By Alethea Yates
A long-running local ghost story claims that in the 1800s or earlier the nuns living on Dudley Road were caught practicing witchcraft and were hanged for it, either by other nuns or by irate local people, and that they now haunt Dudley Road. It’s a story with a shiver in it. Why not pass it along? There are two reasons not to do so.
First, it is bad history. There were no religious institutions at all on Dudley Road until 1924, when the former Stearns farm on the Billerica side of the road became a seminary. From 1924 until 1964 it was an institution for men only, and then in 1964 the Daughters of St. Paul took it over to establish their convent. Contrary to all the ghost stories, there were no nuns living on Dudley Road before 1964.
Second, consider the nature of the story.
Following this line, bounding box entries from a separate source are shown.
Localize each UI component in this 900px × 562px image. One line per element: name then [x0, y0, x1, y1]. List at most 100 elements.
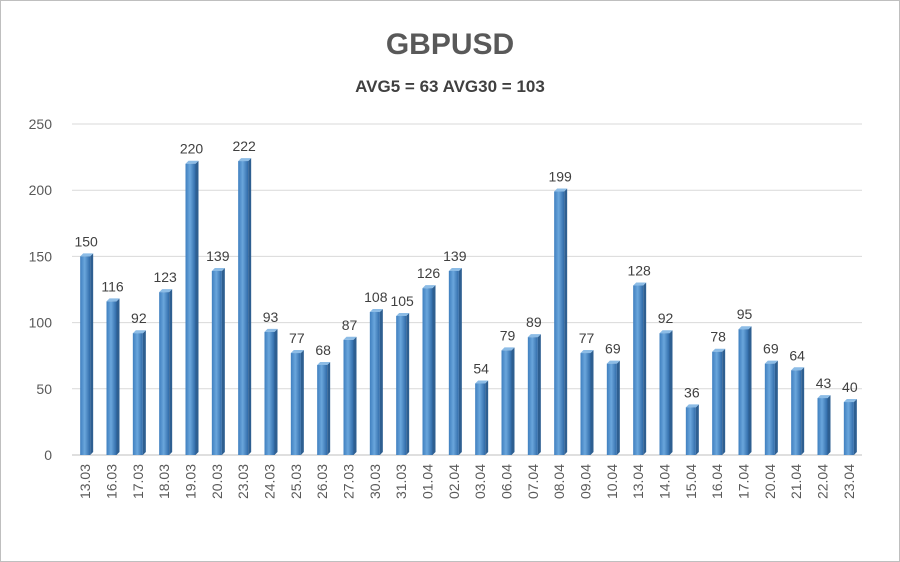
data-label: 69: [763, 341, 779, 357]
bar-group: [843, 399, 857, 455]
bar: [475, 383, 486, 455]
data-label: 92: [658, 310, 674, 326]
data-label: 116: [101, 278, 124, 294]
bar: [791, 370, 802, 455]
bar-side: [537, 334, 541, 455]
bar-group: [369, 309, 383, 455]
data-label: 108: [364, 289, 388, 305]
bar: [132, 333, 143, 455]
bar-group: [343, 336, 357, 455]
bar-side: [774, 360, 778, 455]
bar-group: [554, 188, 568, 456]
x-tick-label: 20.04: [762, 464, 778, 499]
x-tick-label: 14.04: [657, 464, 673, 499]
bar-top: [633, 282, 647, 286]
bar-top: [211, 267, 225, 271]
bar: [238, 161, 249, 455]
bar-group: [606, 360, 620, 455]
data-label: 139: [206, 248, 230, 264]
bar: [659, 333, 670, 455]
x-tick-label: 03.04: [472, 464, 488, 499]
bar-side: [590, 350, 594, 455]
bar-side: [406, 312, 410, 455]
bar-side: [748, 326, 752, 455]
data-label: 89: [526, 314, 542, 330]
bar: [685, 407, 696, 455]
bar-top: [817, 395, 831, 399]
bar-top: [448, 267, 462, 271]
x-tick-label: 01.04: [420, 464, 436, 499]
bar: [159, 292, 170, 455]
bar-top: [343, 336, 357, 340]
bar-group: [238, 158, 252, 455]
bar-top: [396, 312, 410, 316]
bar-side: [643, 282, 647, 455]
bar-top: [843, 399, 857, 403]
data-label: 123: [153, 269, 177, 285]
bar: [764, 363, 775, 455]
bar: [527, 337, 538, 455]
x-tick-label: 24.03: [262, 464, 278, 499]
bar: [633, 285, 644, 455]
y-tick-label: 150: [29, 248, 53, 264]
bar-group: [106, 298, 120, 455]
bar-top: [264, 328, 278, 332]
data-label: 87: [342, 317, 358, 333]
bar-side: [116, 298, 120, 455]
x-tick-label: 20.03: [209, 464, 225, 499]
bar-side: [274, 328, 278, 455]
bar-side: [379, 309, 383, 455]
bar-top: [791, 367, 805, 371]
bar-side: [511, 347, 515, 455]
bar-side: [169, 289, 173, 455]
bar-top: [185, 160, 199, 164]
x-tick-label: 18.03: [156, 464, 172, 499]
bar-side: [722, 348, 726, 455]
data-label: 77: [579, 330, 595, 346]
x-tick-label: 09.04: [578, 464, 594, 499]
x-tick-label: 25.03: [288, 464, 304, 499]
x-tick-label: 06.04: [499, 464, 515, 499]
data-label: 40: [842, 379, 858, 395]
bar: [369, 312, 380, 455]
data-label: 68: [315, 342, 331, 358]
bar: [817, 398, 828, 455]
data-label: 78: [710, 329, 726, 345]
x-tick-label: 27.03: [341, 464, 357, 499]
bar-group: [527, 334, 541, 455]
x-tick-label: 13.04: [630, 464, 646, 499]
bar-side: [195, 160, 199, 455]
bar: [448, 270, 459, 455]
x-tick-label: 08.04: [551, 464, 567, 499]
bar: [606, 363, 617, 455]
bar-side: [485, 380, 489, 455]
bar-top: [606, 360, 620, 364]
x-tick-label: 10.04: [604, 464, 620, 499]
x-tick-label: 16.03: [104, 464, 120, 499]
bar: [185, 163, 196, 455]
x-tick-label: 21.04: [788, 464, 804, 499]
bar-group: [264, 328, 278, 455]
data-label: 93: [263, 309, 279, 325]
x-tick-label: 15.04: [683, 464, 699, 499]
data-label: 69: [605, 341, 621, 357]
x-tick-label: 17.03: [130, 464, 146, 499]
bar: [580, 353, 591, 455]
bar-side: [142, 330, 146, 455]
bar-top: [580, 350, 594, 354]
bar-group: [422, 285, 436, 455]
bar-top: [80, 253, 94, 257]
bar: [501, 350, 512, 455]
bar-side: [327, 361, 331, 455]
bar: [343, 339, 354, 455]
data-label: 36: [684, 384, 700, 400]
bar-side: [300, 350, 304, 455]
bar-side: [353, 336, 357, 455]
x-tick-label: 26.03: [314, 464, 330, 499]
bar-top: [132, 330, 146, 334]
bar: [554, 191, 565, 456]
bar-top: [659, 330, 673, 334]
bar-top: [554, 188, 568, 192]
data-label: 105: [390, 293, 414, 309]
bar-side: [616, 360, 620, 455]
When ugly tales are told about other groups of people – for example, Muslims, Jews, refugees, homeless families, Mexican immigrants, and undocumented workers – such stories are called hate speech and people who repeat them are called haters. When hate speech is identified, parades are marched, candles are lit, web sites are launched, curricula are written, bumper stickers are distributed, and a high state of vigilance is established to keep it from happening again. Shouldn’t all groups, including nuns, be given as much respect? (One ghost-related web site even goes so far as to name the Daughters of St. Paul as the long-ago witches.)
It’s time to admit that the Dudley Road ghost stories about nuns are just plain slander and no different from anything else that is called hate speech.It’s time to drive a stake through the heart of those ugly old stories.